How to limit number of active logins in Flask

Question

I'm trying to write a basic Flask app that limits the number of active logins a user can have, a la Netflix. I'm using the following strategy for now:

1. Using Flask_Security
2. store a active_login_count field for my User class.
3. every time a successful login request is completed, the app increases the active_login_count by 1. If doing so makes the count greater than the limit, it calls logout_user() instead.

This is a bad solution, because if the user loses her session (closed the incognito mode without logging out), the app hasn't been able to decrement her login count, and so, future logins are blocked.

One solution is to store the sessions on the server, but I don't know how I would go about authenticating valid sessions. Flask_Sessions is something I'm looking into, but I have no idea how to limit the number of active sessions.

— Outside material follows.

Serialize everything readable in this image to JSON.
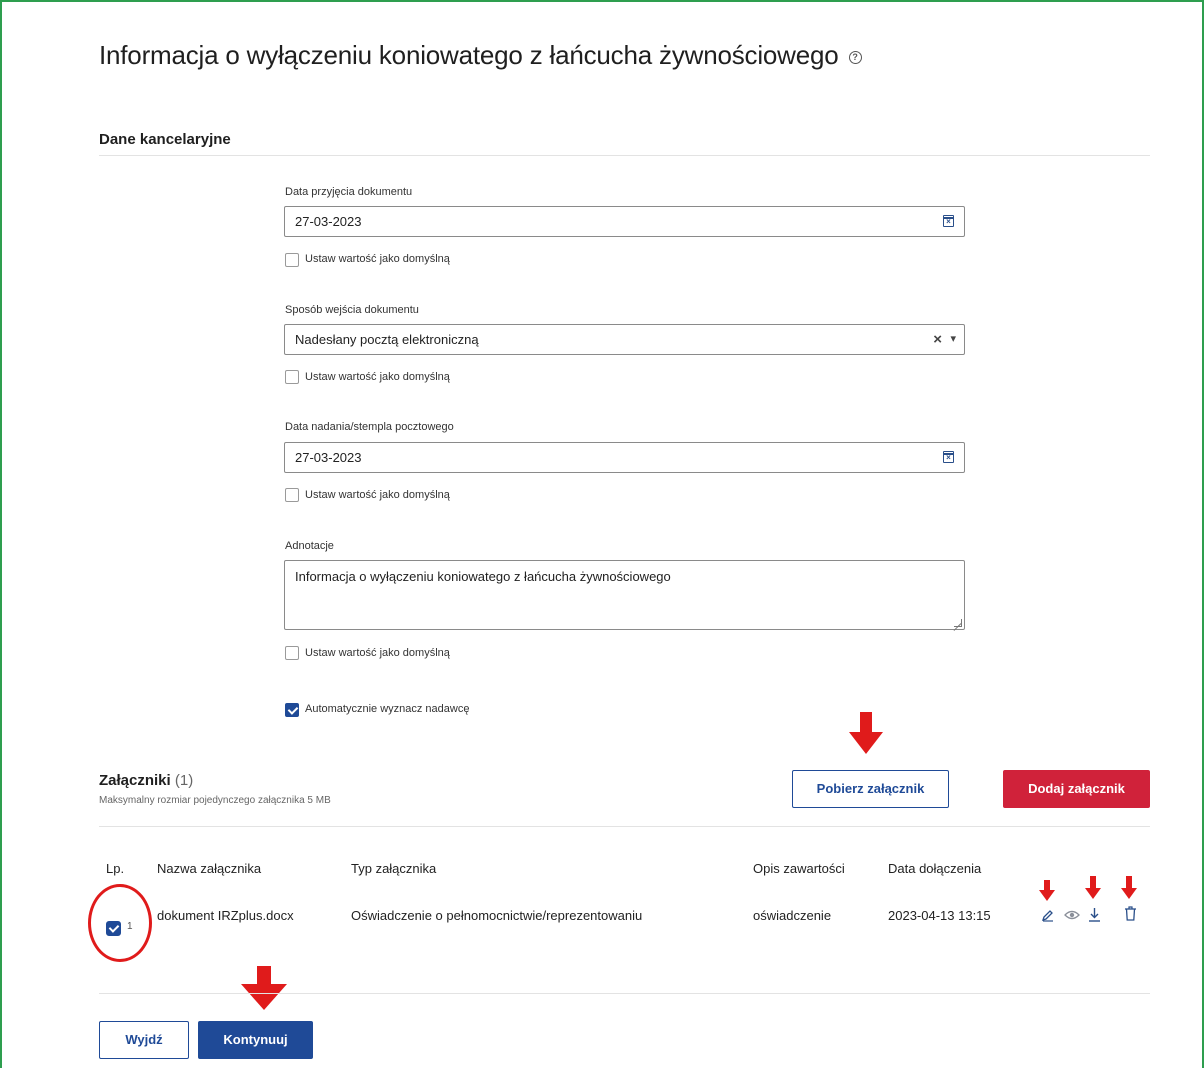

As per my understanding, in the default configuration, Flask generates new session cookies on every request to prevent CSRF attacks. How would I go about doing that?

Answer 1

There could be several ways off the top of my head you approach this, none of them striking a nice balance between simplicity and effectiveness:

One way could be to add a last_seen field to your User. Pick some arbitrary number(s) that could serve as a heuristic to determine whether someone is "active". Any sufficiently long gap in activity could trigger a reset of the active_login_count. This obviously has many apparent loopholes, the biggest I see at the moment being, users could simply coordinate logins and potentially rack up an unlimited number of active sessions without your application being any the wiser. It's a shame humans in general tend to use similar "logical" mechanisms to run their entire lives; but I digress... You could make this approach more sophisticated by trying to track the user's active ip addresses. Add an active_ips field and populate a list of (n) ips, perhaps with some browser information etc to try and fingerprint users' devices and manage it that way.

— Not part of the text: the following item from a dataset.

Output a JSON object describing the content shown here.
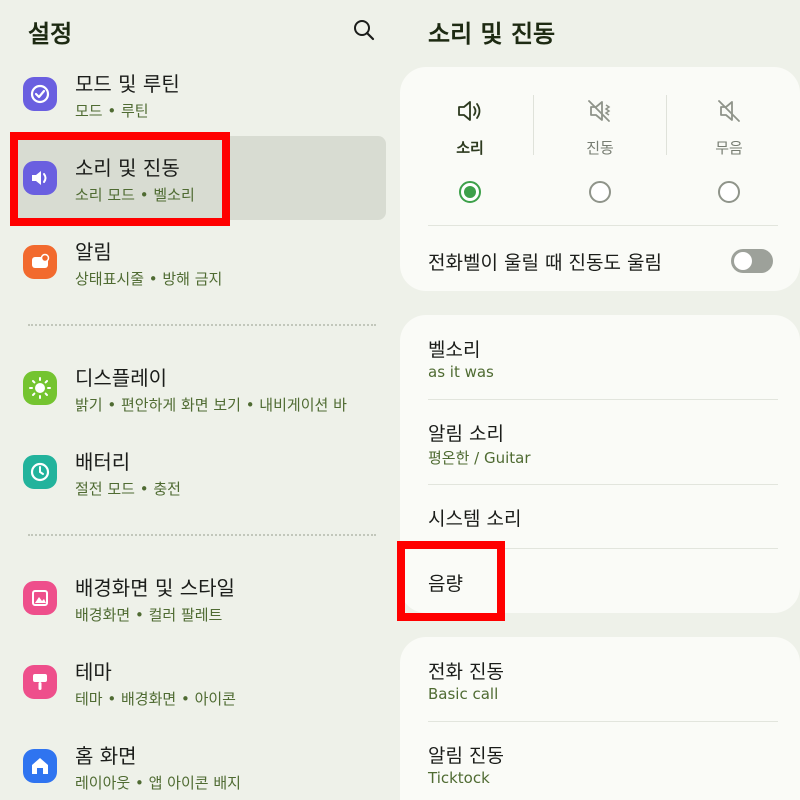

Another way is to use an external service, such as a Redis instance or even a database. Create up to (n) session ids that are passed around in the http headers and which are checked every time the api is hit. No active session id, or if the next session id would constitute a breach of contract, no access to the app. Then you simply clear out those session ids at regular intervals to keep them fresh.

Hopefully that gives you some useful ideas.